What do you guys think? I know its expensive but my preban is only half way built up and I already have over $2000 in her. I expect it to go past the $4000 mark by the time I am done. I just have one simple goal... To creat the ultimate AR. Cost be damned!
Link Posted: 9/26/2002 10:13:24 PM EDT

Originally Posted By DevL:
What do you guys think? I know its expensive but my preban is only half way built up and I already have over $2000 in her. I expect it to go past the $4000 mark by the time I am done. I just have one simple goal... To creat the ultimate AR. Cost be damned! hr


I think that sounds like a really cool science project :) Wish I had the cash for something like that! If you end up getting that done, it would be interesting to see if your theory is borne out in practice.
Link Posted: 9/27/2002 6:06:02 AM EDT
I'm with Ryan, I'd sure like to know what the results are.

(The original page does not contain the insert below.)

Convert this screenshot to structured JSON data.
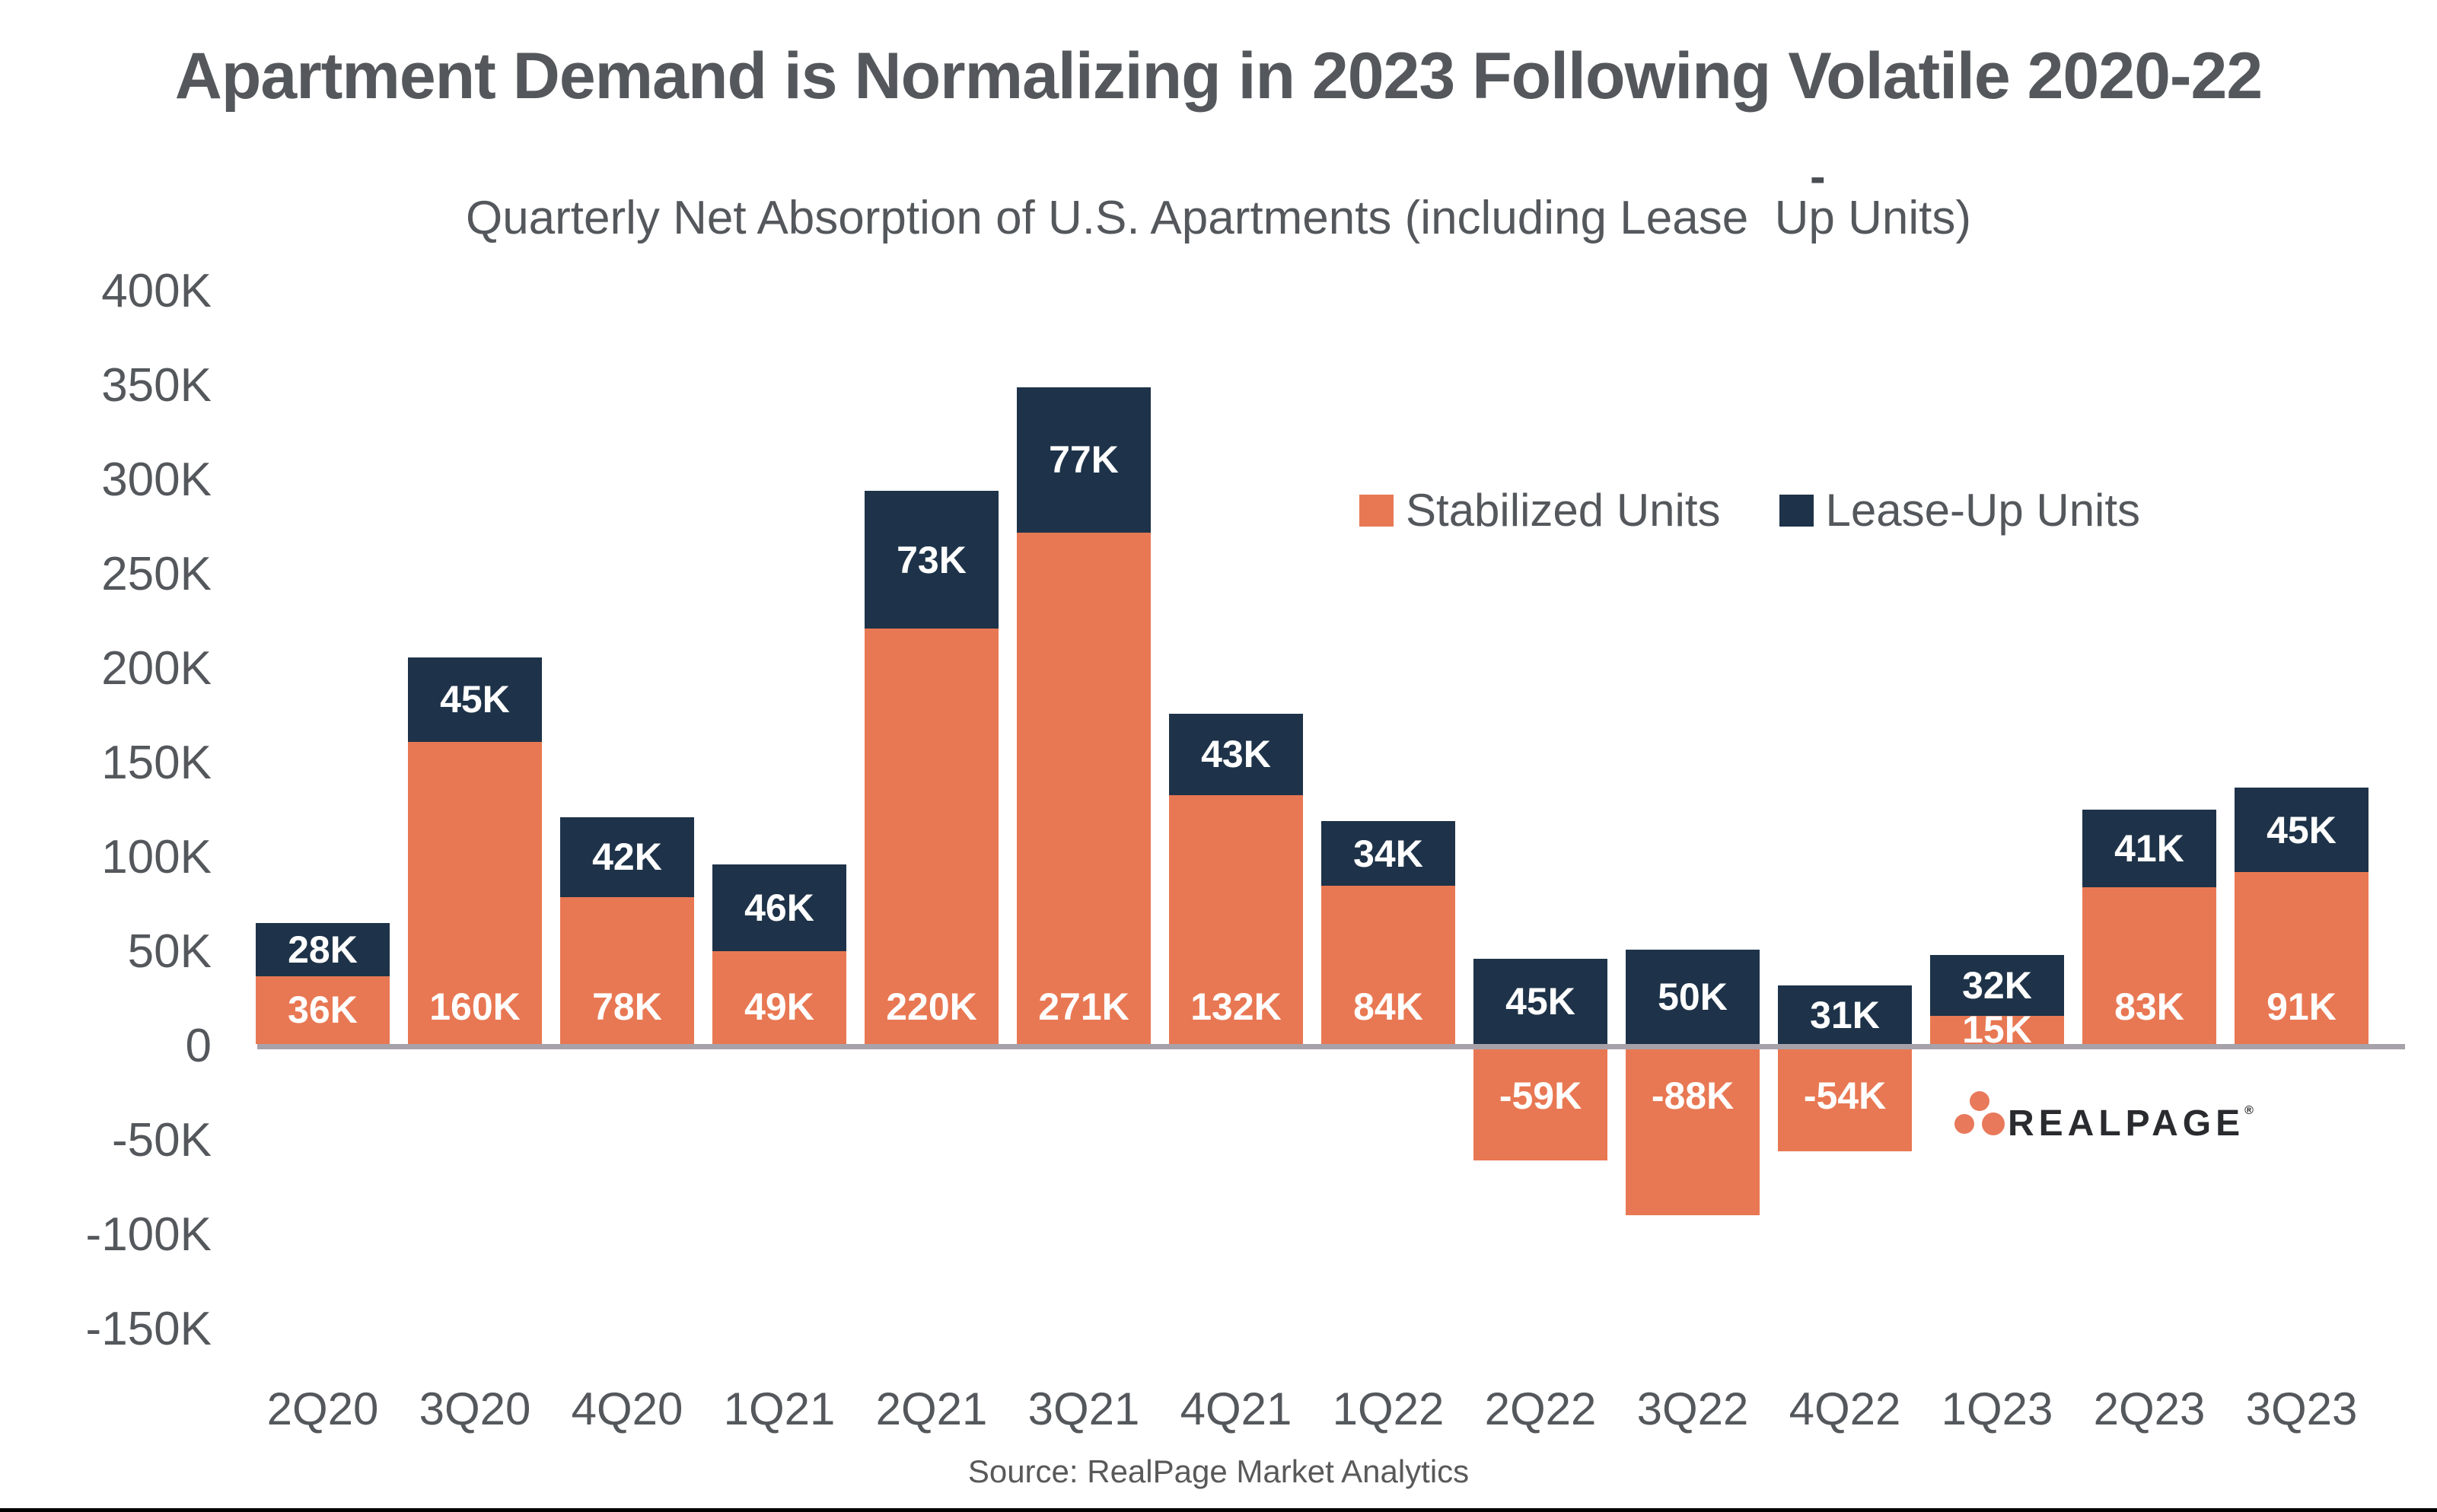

I guess I'd be concerned with a few things in your experiment though:

My main concern would be function afterwards. A layer of chrome and then a layer of a teflon or moly finish is going to make tolerances much tighter. Will it effect reliability and function?

You'd be hard chroming aluminum and steel. Will the hard layer of chrome over the softer aluminum be a problem? Also, I think the aluminum receivers are hard anodized anyway prior to the manganese phosphate parkerzing and may be superior to your proposed coating in corrosion resistance.

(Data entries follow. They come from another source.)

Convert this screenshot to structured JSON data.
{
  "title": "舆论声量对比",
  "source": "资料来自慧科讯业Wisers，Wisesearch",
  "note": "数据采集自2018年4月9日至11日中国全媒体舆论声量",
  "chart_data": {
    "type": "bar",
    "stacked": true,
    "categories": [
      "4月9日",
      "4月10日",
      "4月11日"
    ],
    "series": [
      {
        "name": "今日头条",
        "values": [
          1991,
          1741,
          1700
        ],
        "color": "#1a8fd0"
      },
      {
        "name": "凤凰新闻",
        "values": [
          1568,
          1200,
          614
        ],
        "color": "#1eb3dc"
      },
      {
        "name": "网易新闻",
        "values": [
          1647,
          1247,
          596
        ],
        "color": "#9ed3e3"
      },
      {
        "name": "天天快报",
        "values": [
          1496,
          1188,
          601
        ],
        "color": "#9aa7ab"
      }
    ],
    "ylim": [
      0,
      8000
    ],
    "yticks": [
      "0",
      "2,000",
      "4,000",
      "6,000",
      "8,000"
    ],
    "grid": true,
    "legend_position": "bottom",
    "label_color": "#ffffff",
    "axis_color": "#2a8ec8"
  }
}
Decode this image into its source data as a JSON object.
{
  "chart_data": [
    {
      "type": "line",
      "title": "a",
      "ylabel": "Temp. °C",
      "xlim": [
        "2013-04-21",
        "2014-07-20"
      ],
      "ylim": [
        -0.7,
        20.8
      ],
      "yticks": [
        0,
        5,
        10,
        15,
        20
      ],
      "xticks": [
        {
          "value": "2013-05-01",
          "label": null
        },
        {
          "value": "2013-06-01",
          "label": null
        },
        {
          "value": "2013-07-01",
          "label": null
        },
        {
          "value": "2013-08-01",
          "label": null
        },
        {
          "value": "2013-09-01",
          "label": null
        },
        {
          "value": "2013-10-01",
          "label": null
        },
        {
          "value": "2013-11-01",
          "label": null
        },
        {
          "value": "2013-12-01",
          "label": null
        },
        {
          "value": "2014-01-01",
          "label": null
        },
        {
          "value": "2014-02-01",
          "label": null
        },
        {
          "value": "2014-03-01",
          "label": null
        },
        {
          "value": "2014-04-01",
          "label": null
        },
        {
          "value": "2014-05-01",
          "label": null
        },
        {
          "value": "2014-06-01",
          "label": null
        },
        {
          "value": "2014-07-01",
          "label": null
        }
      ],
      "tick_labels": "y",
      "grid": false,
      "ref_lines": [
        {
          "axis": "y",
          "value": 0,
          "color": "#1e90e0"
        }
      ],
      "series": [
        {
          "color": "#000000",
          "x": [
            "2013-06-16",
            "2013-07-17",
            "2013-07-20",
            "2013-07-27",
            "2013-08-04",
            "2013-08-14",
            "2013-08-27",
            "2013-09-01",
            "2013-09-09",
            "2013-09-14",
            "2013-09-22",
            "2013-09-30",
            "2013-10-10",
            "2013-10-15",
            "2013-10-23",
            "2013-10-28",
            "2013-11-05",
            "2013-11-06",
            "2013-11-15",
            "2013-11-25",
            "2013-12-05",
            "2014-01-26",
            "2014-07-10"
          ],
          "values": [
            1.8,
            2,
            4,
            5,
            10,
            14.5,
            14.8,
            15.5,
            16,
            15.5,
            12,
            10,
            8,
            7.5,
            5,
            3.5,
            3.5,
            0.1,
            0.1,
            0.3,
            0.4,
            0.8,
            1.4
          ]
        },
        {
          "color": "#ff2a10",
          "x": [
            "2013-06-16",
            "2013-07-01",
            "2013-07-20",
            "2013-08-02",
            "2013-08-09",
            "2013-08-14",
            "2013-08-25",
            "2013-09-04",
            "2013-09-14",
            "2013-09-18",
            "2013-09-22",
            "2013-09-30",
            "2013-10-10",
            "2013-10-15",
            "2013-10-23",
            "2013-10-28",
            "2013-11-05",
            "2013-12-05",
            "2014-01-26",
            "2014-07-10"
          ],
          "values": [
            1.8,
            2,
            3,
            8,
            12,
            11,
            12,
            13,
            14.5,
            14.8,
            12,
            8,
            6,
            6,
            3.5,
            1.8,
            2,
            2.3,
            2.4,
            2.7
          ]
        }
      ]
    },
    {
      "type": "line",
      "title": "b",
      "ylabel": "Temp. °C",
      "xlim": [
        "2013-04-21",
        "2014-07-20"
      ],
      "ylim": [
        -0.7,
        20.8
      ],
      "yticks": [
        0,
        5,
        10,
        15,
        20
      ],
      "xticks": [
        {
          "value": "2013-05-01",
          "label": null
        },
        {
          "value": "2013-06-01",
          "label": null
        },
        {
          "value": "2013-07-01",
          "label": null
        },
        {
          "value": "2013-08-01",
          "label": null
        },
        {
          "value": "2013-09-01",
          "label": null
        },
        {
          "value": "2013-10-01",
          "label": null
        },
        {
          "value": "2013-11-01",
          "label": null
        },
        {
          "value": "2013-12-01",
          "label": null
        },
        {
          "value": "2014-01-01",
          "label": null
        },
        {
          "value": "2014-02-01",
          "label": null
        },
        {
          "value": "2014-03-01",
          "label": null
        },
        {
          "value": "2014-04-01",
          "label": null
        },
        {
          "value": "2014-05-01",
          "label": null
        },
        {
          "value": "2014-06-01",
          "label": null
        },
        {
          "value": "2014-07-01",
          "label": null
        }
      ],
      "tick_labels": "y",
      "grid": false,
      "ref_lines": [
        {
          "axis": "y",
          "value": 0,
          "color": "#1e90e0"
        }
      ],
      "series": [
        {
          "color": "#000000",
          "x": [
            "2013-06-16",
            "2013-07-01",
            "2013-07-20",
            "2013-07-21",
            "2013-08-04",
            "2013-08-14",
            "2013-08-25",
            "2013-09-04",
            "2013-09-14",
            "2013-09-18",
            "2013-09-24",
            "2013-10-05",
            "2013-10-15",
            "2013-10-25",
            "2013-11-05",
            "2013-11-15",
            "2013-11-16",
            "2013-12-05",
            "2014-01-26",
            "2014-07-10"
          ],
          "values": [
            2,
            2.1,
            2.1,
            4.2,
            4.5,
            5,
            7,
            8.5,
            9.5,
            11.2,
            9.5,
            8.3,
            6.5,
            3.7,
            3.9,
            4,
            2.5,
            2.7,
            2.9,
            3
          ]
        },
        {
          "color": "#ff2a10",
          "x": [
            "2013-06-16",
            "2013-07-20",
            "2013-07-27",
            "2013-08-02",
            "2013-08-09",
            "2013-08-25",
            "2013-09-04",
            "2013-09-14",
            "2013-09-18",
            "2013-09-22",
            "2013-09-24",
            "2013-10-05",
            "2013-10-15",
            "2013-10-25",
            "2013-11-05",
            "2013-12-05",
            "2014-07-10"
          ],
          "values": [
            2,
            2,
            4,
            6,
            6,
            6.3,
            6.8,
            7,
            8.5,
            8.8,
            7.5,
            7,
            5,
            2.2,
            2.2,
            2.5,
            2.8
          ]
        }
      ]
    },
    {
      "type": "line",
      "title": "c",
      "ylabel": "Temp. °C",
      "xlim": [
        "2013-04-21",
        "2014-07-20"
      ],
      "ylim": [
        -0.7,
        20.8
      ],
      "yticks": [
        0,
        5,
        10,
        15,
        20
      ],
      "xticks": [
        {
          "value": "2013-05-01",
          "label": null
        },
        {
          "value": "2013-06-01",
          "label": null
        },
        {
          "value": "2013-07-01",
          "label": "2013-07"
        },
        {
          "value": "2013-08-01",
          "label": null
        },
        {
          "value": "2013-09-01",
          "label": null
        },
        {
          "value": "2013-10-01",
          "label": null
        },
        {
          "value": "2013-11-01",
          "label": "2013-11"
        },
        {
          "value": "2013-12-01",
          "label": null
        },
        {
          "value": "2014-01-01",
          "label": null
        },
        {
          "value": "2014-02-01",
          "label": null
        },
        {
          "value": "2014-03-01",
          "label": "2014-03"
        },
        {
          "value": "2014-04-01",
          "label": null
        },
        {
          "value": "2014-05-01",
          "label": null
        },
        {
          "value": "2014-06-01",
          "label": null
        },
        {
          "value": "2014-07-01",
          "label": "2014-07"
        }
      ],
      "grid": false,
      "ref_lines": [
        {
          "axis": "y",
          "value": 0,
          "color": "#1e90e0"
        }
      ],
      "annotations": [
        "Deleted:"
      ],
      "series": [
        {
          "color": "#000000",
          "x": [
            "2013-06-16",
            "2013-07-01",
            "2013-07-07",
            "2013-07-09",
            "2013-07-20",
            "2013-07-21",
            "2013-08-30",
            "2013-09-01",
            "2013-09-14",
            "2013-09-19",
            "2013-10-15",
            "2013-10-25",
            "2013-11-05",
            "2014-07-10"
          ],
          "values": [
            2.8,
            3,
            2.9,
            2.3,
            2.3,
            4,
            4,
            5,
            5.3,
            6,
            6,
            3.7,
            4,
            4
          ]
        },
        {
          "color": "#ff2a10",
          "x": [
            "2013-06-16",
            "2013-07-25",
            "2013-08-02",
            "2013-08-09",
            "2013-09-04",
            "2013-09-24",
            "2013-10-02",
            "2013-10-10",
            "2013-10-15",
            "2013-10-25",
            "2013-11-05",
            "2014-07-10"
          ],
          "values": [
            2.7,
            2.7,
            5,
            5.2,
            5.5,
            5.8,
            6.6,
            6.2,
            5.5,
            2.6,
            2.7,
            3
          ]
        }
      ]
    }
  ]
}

Finally, the AR15 is a machine. Its not just a single part but a system of parts that are all designed to work together - and the parts are designed based on certain assumptions and standards used to build them. You are proposing to significantly alter those standards. How is that going to affect the system as a whole to see less friction (increased cyclic rate, harder recoiling bolt?) and extra thickness internally?

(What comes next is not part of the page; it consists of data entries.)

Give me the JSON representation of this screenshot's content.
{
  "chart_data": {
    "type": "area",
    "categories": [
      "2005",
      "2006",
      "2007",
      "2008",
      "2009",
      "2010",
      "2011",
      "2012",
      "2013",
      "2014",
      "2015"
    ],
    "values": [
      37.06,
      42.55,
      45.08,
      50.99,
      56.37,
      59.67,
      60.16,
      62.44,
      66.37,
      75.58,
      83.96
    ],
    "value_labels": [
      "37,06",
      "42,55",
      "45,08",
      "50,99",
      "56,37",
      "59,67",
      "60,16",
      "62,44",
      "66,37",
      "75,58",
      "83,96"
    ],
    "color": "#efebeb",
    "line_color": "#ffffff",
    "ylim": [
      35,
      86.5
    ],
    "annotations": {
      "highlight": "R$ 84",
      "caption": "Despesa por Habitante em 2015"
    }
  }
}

What you propose might be a better AR; or you might just be trading one set of problems for a different set. Tough to say; but I'd sure be interested in how it works out for you. So if you do decide to do it; I bet we would all appreciate regular reports on the project (and not just immediately afterwards but two and three years down the road as well)
Link Posted: 9/27/2002 6:49:59 AM EDT
Im not going to touch the upper or lower receivers themselves. They are retaining the hard anodized finish. The parkerized parts are the steel internals and the barrel. The barrel I will leave alone. Its already chrome lined and the phosphate finish is tough and easy to keep coated with oil and rust free. There is no park on aluminum its a physical imposibility. To chrome aluminum requires a coating of copper first then nickle then chrome... not going there. I intend to fire 200 rounds through the gun first to get it broken in then pull the guts and have them refinished. The moving parts are what I am concerned about here. Before I have the Colt upper barreled I will be spraying it with Perma Slik to give it the same internal lube as Bushmaster uppers have. Then after 200 rounds the rest of the parts get done. I still need to find out which coating will be the toughest... I dont want to have a soft outer coating on the mag realease, trigger and bolt release to the point that my finger rubs it off and shows bare hard chrome underneath. So far I have found that both Accurate Plating and Weaponry and Tripp Research both do coatings on top of hard chrome in firearms. Accurate plating appears to do this "standard" while its a special order job and more expensive through Tripp Research.

I am leaving all external parts alone. My FF RAS is aluminum and already is hard anodized. Same goes for everything else going on it. ACOG scope, Surefire M900 both are mil spec hard anodized. The outside of the gun is getting left alone. because these coatings are somewhat soft and I dont want them to be exposed to any rough handling the outside of the weapon might see. The point is to need less lube inside the gun thus allowing less fouling to accumulate and getting a rifle that holds up to rough conditions and infrequent cleanings better and is also easier to maintain.